Saturday 30 June
La Calandre, Drome. 700metres. 107km. Total 1,725. Ascent 4,000 feet.
Col de Macuegen 1068
Writing at lunchtime in Sault. A flat ride across the last of the Rhone flats to breakfast cheaply on yesterday’s pain au chocolat before cycling up through the town to find the way out and start climbing. Against the sunlight I see dark velvet purple banks of cypress trees and rock, fragile flowers glowing like stained glass out of fields of wheat and meadow. A profusion of purple and blue flowers, maybe eight different sorts all shades of the same colour.
We passed a cyclist beneath some shade who followed behind for several miles, then came alongside and started to talk. He travelled with us for about 15 miles. He is on holiday, and cycled down from Paris where he lives. Told us the Alps are difficult. By this time we were beginning to climb up towards the Gorges of the Nesque, Guy and he were in front talking, I panting behind, keeping up but only with difficulty.
When we’d climbed a fair bit he suddenly said goodbye and turned around. I called a stop for drink and suncream beside box hedges cut neatly square and incongruous against the rocky scrub and treeland they surrounded; squatting beside the hedge I could see all sorts of flowers and smell herbs – oregano and thyme.
Now at lunchtime we have cycled 60 kilometres, all of it uphill and risen at least 2,000 feet. The road is visible as a horizontal interruption cutting through the shrubs along the steep sides of the gorge. We travel high above the river in the bottom. In a few places an archway has been cut through the rock so you can see through to blue dizzying steepness. At Monieux the land flattens to a bowl of poppy fields between peaks.
Later, approaching Sault, sloping fields of orange pale wheat, bordered by luminous thin flowers, there stands a small old barn, old leafless tree beside it. Beyond are fields, flat and turning blue, and sloping high sided rock-topped mountains. We are elevated to look at these places. A sharp climb into Sault itself – feeling dizzy, ready for lunch. Head to the nearest café. Flies, a formidable patroness. Move on for a second cup to where I write the diary, a quiet square, full of breeze, chestnut leafshade, football thuds and voices of playing children. We have some almond croissants, the patron of the café has just filled our bottles with iced water and we are very pleased with our progress.
Higher and higher peaks are getting within a days distance. After a rest we begin up the col of the day. The map doesn’t show the five mile descent first, so that we have to regain all that height once we begin to climb. The hill gets steeper, Most of the time I use first gear and pedal slowly. The sun is clear and hot. Dry Mouth. Sweat. Hoisting myself up into the blue hills.

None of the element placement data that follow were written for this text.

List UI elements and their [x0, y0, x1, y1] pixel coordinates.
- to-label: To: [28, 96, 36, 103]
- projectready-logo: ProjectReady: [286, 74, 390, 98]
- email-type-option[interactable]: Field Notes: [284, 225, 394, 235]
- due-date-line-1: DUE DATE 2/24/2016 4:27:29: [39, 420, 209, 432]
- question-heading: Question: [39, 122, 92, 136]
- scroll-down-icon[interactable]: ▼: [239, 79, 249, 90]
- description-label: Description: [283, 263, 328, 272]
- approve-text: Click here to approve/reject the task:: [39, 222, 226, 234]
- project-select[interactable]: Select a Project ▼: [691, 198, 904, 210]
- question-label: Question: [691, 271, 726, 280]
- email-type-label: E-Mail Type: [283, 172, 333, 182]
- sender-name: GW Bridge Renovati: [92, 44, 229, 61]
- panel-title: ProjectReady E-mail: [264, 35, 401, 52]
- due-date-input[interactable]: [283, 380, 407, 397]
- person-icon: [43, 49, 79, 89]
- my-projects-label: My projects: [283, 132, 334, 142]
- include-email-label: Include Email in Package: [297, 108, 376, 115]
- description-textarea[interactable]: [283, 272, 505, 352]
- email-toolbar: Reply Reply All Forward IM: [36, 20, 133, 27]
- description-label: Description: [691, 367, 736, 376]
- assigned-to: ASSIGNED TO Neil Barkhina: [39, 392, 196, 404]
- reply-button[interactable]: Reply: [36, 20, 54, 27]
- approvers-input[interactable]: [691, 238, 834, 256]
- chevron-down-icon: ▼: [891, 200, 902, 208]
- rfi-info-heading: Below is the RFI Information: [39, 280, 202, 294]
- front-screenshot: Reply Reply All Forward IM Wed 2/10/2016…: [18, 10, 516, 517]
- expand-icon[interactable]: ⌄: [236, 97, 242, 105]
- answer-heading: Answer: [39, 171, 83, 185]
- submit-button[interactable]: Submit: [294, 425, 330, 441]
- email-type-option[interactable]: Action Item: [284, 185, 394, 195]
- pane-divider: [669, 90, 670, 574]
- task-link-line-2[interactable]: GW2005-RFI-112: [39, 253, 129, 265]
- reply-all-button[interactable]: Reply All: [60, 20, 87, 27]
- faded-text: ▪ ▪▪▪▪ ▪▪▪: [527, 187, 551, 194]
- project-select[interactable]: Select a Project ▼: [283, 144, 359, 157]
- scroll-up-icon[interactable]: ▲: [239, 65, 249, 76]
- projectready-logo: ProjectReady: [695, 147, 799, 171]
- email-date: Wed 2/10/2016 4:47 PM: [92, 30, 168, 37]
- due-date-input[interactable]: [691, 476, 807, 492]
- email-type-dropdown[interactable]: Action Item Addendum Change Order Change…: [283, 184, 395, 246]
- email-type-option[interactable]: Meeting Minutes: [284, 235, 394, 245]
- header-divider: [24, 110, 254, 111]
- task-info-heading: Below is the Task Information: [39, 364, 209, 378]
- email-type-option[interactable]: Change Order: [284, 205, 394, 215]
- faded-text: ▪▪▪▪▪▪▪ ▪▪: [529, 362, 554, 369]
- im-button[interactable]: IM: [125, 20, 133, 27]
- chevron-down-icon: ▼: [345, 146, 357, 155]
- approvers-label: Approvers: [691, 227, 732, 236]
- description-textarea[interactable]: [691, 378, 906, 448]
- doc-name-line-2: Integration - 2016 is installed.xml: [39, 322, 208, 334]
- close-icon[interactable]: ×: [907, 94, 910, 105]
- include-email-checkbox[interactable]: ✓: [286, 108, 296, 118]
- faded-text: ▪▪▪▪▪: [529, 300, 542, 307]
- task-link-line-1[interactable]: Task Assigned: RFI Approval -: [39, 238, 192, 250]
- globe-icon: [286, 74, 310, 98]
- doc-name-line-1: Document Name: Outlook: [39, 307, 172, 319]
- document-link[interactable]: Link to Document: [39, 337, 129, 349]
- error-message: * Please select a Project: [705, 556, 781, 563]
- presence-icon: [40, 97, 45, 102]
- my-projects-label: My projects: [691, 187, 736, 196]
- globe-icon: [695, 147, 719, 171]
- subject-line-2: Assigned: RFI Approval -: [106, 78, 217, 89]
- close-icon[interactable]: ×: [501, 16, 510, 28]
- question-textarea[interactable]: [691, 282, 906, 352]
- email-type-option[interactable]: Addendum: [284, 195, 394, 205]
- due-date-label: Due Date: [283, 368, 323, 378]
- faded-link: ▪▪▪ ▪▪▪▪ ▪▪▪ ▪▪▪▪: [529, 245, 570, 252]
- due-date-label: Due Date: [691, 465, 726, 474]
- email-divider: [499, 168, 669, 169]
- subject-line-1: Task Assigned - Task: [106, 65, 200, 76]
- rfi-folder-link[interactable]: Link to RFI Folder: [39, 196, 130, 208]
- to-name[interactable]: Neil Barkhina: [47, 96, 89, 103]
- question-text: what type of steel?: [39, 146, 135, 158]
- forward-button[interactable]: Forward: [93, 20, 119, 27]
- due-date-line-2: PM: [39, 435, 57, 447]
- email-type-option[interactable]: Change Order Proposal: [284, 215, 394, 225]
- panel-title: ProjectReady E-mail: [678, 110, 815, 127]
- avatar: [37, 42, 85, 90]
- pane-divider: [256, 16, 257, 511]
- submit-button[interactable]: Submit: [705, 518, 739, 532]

Trees grow along the road – graceful lush trees casting cold shadows as I pass, shadows like pools. The view behind is always the best; the strange lunar white peak of Mt. Ventoux and the observatory’s white tower dominating the steepsided valley with its sharp pikes of rocks like stalactites. I am glad when we stop for a photo (me happily and effortlessly ascending the steepness). Later, out of a kind of delirious dizziness I see Guy waving. He is parked beside the sign that tells us we are at the top. “Col de Macuegen. 1068m” I photograph through a small gap in a newly opened view and think that we may be able to see snow on top of a distant peak. From then all we have to do is get on the bikes and sit there, travelling quickly down to Sederon for provisions and the biggest shiniest cherries ever seen.
Intending to travel on, we pass a tempting roadside campsite, a shady orchard beside the river we’ve been coming down. We turn back and go in. It is lovely – big old trees in low fields beside a river; a fast mountain stream running over white pebbles. After supper we walk among long hillshadows to a nearby town, Lachau, where many small unsuspected shops surprise us and where there are old buildings with round rooftops, and pollarded chestnut trees with bunches of leaves waving pale and brilliant against the dark shadow masses of baled hay fields and bee hives lined up in hedgerows.
Dark blue overjutting mountains marbled with pine. Fragile willow’s whitebacked leaves picked out by the last line of sun before it turns behind the hills. Now in bed, the stream drops over a fall and we will hear it all night but not know it.